As debates on the post-2015 framework gear up, a strong view is emerging that the next development framework must aim at finishing the job that the Millennium Development Goals (MDGs) started at the beginning of the 2000s. There are many lessons that the development community has learnt about what worked and what should be improved this time around. A new report by Save the Children published today on the occasion of the second meeting of the United Nations High Level Panel on post-2015 in London, Born Equal: How reducing inequality could give our children a better future, argues that inequality is one of the MDGs’ blind spots that needs to be addressed in the next development framework to accelerate progress towards the MDGs and to deliver the promise to eradicate extreme poverty.
Huge strides have been made towards poverty reduction in the last decade; however, when national averages on child mortality, hunger, or education are disaggregated between the rich and the poor, rural and urban areas, or gender, there are some children that are lagging a long way behind. For instance, in Nigeria, a child born in the bottom decile is 2.5 times more likely to die before the age of 5 than children in the richest decile. In China, children in poor rural counties are six times more likely to be stunted than urban children. And in Indonesia, a sharp rise in wasting – or acute malnutrition – in the wake of the recent food crises has had an incredibly regressive effect by hitting children from the poorest households hardest. Deeply rooted inequalities are behind strikingly unequal progress towards achieving the MDGs, and are jeopardising children’s fair chances at life.

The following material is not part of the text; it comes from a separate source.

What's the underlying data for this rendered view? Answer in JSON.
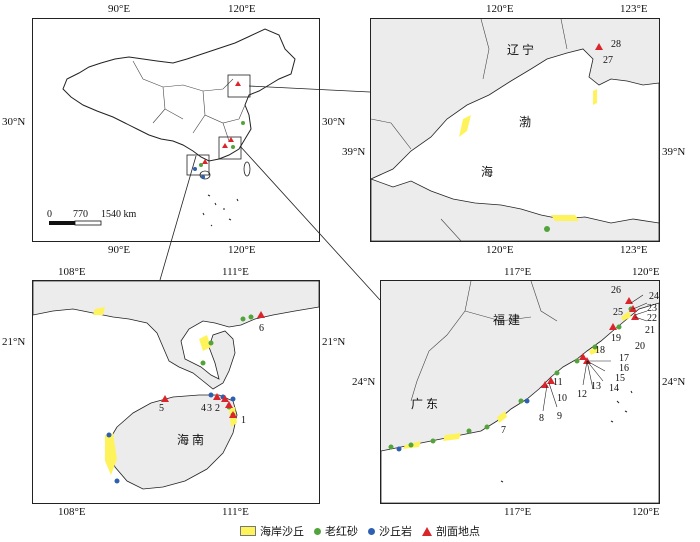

Despite the fact that children are hardest hit by inequality, little attention has been paid to the measurement of inequality among children. New Save the Children research launched today attempts to fill this gap. It shows that across 32 countries that we studied a child in the wealthiest decile has 35 times the resources available to children in the bottom decile. This gap is twice as large as the gaps dividing the general population. And inequalities are increasing: the gap between the richest and poorest children has increased by 35 percent since 1990.
Are large and growing gaps in a child life’s chances an unfortunate but inevitable part of our world? The fact that the levels and trends in inequality differ markedly across the eight countries where we have conducted case studies (Brazil, Canada, China, Ghana, India, Indonesia, Nigeria and the UK) tells us that poverty and inequality are not “natural” or inevitable. Inequality can be managed and national policy decisions can make all the difference.
Recently, the new World Bank President has launched a global conversation on “What Will It Take?” to end poverty. Born Equal provides one answer to this timely question: eradicating global extreme poverty will, to a large extent , depend on our ability to reduce gross inequalities. The MDGs have had and still have a powerful normative effect in the way that we think and do development. The post-2015 framework presents a unique opportunity to address head on one of the tallest development challenges. A shared commitment by national governments and the international community will not only accelerate progress towards poverty eradication, but it will also help ensure that every child has a fair chance at life.